Il Sistema Museale Senese è celebrato in Italia e all’Estero come esempio di buona amministrazione della cultura. In un territorio frammentato e poco urbanizzato come quello della provincia di Siena, nel giro di qualche anno paesi e villaggi si sono dotati di uno spazio museale mirato e specializzato in un settore. Una ventina di miliardi di investimento da parte dell’amministrazione provinciale hanno consentito la nascita di musei archeologici a Cetona, San Gimignano, Chianciano, Chiusi.
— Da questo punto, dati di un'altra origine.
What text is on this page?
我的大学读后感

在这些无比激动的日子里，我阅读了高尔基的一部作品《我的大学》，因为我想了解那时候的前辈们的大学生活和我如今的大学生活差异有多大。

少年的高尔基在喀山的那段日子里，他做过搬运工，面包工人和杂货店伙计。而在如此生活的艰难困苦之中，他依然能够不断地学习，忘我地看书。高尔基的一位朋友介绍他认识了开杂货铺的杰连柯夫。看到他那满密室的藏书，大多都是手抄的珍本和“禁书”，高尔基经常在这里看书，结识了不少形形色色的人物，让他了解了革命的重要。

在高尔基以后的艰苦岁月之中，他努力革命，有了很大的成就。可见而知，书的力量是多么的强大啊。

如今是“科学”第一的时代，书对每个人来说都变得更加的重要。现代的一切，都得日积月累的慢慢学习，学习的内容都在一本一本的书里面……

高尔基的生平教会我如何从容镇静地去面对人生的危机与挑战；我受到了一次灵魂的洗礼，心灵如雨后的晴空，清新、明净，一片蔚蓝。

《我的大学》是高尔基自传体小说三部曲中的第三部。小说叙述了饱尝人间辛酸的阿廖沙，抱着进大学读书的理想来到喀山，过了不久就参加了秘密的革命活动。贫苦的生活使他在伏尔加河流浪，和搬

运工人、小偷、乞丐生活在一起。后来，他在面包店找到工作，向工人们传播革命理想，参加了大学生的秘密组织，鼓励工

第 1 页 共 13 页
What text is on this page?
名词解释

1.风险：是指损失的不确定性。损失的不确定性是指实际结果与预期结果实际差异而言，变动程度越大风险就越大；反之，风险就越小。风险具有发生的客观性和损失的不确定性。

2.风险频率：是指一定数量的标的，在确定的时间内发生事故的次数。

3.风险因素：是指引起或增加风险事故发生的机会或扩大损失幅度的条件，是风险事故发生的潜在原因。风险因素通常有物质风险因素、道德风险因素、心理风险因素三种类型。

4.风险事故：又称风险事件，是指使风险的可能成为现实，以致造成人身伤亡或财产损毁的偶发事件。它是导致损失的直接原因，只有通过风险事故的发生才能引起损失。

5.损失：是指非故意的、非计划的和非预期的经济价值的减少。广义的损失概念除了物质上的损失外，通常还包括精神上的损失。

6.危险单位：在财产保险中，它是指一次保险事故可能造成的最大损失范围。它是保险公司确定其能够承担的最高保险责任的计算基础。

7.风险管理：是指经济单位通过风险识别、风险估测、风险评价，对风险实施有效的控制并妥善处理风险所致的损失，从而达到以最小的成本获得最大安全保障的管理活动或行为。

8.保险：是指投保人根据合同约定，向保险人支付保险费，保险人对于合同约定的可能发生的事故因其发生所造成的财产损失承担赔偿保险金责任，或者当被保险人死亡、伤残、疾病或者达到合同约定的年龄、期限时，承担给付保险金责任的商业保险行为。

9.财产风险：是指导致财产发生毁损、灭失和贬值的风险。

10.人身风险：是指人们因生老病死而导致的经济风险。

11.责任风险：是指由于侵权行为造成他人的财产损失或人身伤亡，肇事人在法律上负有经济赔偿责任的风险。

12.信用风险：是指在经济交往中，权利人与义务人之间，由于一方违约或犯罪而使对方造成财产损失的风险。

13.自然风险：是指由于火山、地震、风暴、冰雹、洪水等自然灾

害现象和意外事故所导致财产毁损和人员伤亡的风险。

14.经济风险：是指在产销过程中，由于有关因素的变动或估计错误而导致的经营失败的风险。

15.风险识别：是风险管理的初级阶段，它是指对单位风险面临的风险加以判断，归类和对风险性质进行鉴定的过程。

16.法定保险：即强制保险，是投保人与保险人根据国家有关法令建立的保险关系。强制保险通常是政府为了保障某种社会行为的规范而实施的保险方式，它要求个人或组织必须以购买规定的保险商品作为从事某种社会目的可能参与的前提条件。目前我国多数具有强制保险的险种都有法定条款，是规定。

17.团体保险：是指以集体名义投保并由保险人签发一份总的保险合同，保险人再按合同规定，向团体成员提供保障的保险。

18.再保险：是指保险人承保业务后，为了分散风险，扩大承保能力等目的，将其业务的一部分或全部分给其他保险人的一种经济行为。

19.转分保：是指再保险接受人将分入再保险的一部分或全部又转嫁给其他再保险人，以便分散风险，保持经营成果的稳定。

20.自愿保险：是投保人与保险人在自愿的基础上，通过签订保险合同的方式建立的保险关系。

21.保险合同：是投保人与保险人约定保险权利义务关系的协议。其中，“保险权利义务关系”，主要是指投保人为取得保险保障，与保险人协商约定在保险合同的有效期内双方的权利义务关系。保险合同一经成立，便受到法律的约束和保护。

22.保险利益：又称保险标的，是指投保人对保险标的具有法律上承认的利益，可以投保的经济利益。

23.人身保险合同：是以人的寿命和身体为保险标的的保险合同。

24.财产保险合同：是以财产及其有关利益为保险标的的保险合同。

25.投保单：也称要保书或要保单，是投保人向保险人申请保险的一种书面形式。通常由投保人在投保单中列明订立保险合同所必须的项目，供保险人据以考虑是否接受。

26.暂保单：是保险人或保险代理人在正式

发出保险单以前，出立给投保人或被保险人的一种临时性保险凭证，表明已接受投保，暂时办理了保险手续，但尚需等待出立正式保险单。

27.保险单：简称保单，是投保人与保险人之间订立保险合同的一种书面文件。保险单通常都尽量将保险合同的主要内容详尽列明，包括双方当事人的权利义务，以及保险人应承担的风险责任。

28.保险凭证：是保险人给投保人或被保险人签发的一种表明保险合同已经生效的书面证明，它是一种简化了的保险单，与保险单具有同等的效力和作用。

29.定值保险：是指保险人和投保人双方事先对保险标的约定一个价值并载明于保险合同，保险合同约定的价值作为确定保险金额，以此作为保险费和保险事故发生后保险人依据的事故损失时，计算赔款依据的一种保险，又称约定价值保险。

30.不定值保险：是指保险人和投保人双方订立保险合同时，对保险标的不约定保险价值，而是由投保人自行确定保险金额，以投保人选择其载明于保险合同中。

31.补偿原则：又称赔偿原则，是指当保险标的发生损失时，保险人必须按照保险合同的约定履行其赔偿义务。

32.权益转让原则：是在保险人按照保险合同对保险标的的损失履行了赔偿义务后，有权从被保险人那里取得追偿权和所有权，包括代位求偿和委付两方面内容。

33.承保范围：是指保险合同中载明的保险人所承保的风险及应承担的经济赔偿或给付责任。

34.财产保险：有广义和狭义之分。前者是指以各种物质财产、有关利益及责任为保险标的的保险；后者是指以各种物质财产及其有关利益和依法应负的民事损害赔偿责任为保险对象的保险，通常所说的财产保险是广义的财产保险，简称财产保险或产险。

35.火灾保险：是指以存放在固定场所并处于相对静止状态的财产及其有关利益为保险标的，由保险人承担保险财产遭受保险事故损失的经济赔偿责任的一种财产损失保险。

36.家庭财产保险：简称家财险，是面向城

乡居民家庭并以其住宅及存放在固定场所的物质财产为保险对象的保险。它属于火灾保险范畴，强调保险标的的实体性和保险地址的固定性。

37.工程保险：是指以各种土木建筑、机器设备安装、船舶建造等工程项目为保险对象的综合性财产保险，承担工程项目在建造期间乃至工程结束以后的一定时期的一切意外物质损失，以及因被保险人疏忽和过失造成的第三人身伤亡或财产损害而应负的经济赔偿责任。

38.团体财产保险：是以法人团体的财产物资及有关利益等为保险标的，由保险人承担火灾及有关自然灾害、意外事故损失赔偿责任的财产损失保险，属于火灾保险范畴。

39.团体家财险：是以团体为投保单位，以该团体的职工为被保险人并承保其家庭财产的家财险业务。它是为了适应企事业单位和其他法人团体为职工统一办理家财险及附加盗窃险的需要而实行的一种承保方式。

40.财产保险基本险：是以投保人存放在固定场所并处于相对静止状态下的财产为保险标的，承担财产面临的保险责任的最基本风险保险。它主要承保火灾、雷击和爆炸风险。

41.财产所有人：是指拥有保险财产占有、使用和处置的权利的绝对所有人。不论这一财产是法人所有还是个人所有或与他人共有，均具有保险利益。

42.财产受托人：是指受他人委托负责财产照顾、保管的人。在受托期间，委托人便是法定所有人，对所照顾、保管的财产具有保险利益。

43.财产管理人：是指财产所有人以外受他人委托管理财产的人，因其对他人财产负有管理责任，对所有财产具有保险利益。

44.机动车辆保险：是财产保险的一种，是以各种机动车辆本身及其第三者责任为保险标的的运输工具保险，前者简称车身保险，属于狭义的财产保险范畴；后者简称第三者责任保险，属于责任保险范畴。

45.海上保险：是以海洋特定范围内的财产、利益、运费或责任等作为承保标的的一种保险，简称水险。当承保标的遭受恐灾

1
A Pienza c’è il Museo del Teatro povero toscano mentre a Buonconvento è allestito quello della mezzadria; a pochi chilometri, nella frazione di Orgia, trova spazio il Museo del Bosco.
Le pinacoteche d’arte antica e sacra sono sparse anch’esse per tutti gli splendidi borghi della provincia toscana mentre a Castelnuovo Berardenga, in pieno Chianti, si sta attivando il Museo del Paesaggio. Tutto questo network della cultura si arricchirà di una perla quando giovedì 19 luglio aprirà i battenti, ad Asciano, Palazzo Corboli, una dimora duecentesca futura sede del Museo Civico Archeologico e d’Arte Sacra.
La Soprintendenza di Firenze, in collaborazione con il Dipartimento di archeologia medievale dell’ateneo senese, ha ristrutturato i tre piani dell’edificio ascianese che farà da contenitore per capolavori di Taddeo di Bartolo, il Maestro dell’Osservanza, Giovanni Pisano, Sano di Pietro ed altri. Nel secondo e nel terzo piano poi troverà alloggio la collezione archeologica con reperti di importanti necropoli etrusche del territorio circostante e sempre nel secondo piano ci saranno testimonianze dell’importante periodo manierista dell’arte senese, Rutilio Manetti e Bernardino Mei i protagonisti.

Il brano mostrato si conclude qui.